If the caching is disabled, the library will no longer reload cached dataset files when applying transforms to the datasets. More precisely, if the caching is disabled: - cache files are always recreated - cache files are written to a temporary directory that is deleted when session closes - cache files are named using a random hash instead of the dataset fingerprint - use datasets.Dataset.save_to_disk() to save a transformed dataset or it will be deleted when session closes - caching doesn’t affect datasets.load_dataset(). If you want to regenerate a dataset from scratch you should use the download_mode parameter in datasets.load_dataset().

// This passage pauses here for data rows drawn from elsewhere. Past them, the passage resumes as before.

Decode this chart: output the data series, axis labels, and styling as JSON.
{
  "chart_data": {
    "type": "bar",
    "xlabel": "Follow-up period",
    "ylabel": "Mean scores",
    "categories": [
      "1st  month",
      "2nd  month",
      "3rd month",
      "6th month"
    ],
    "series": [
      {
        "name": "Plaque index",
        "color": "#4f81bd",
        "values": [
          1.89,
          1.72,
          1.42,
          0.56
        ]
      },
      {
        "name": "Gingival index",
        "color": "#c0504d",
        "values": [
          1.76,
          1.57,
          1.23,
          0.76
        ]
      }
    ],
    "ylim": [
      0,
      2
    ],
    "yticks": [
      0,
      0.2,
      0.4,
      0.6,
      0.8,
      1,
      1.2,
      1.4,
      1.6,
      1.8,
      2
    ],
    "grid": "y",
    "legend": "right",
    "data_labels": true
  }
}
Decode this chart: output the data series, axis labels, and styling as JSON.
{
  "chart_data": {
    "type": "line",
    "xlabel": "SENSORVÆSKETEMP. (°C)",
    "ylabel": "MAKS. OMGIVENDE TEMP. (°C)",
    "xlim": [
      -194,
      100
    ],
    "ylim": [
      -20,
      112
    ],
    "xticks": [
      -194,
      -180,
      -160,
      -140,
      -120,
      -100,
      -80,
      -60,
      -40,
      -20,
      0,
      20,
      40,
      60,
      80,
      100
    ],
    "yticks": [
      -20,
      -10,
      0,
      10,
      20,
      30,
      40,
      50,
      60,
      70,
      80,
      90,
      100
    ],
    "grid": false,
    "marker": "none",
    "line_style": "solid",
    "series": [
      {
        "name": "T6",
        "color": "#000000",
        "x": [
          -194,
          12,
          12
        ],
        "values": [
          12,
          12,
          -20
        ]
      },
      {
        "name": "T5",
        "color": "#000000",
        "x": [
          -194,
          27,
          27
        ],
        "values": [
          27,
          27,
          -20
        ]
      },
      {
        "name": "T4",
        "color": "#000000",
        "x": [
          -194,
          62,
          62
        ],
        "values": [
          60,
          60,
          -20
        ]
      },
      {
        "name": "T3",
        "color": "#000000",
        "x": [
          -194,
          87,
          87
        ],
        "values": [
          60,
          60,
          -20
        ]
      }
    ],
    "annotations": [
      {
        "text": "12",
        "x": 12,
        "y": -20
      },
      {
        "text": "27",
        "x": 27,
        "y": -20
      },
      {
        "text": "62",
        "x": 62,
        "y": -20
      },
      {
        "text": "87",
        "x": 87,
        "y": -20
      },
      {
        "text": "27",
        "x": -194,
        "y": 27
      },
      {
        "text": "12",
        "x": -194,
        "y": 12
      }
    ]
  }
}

To disable caching you can run:

>>> from datasets import set_caching_enabled
>>> set_caching_enabled(False)

You can also query the current status of the caching with datasets.is_caching_enabled():

Mapping in a distributed setting

In a distributed setting, you may use caching and a torch.distributed.barrier() to make sure that only the main process performs the mapping, while the other ones load its results. This avoids duplicating work between all the processes, or worse, requesting more CPUs than your system can handle. For example:

>>> from datasets import Dataset
>>> import torch.distributed
>>>
>>> dataset1 = Dataset.from_dict({"a": [0, 1, 2]})
>>>
>>> if training_args.local_rank > 0:
...     print("Waiting for main process to perform the mapping")
...     torch.distributed.barrier()
>>>
>>> dataset2 = dataset1.map(lambda x: {"a": x["a"] + 1})
>>>
>>> if training_args.local_rank == 0:
...     print("Loading results from main process")
...     torch.distributed.barrier()

When it encounters a barrier, each process will stop until all other processes have reached the barrier. The non-main processes reach the barrier first, before the mapping, and wait there. The main processes creates the cache for the processed dataset. It then reaches the barrier, at which point the other processes resume, and load the cache instead of performing the processing themselves.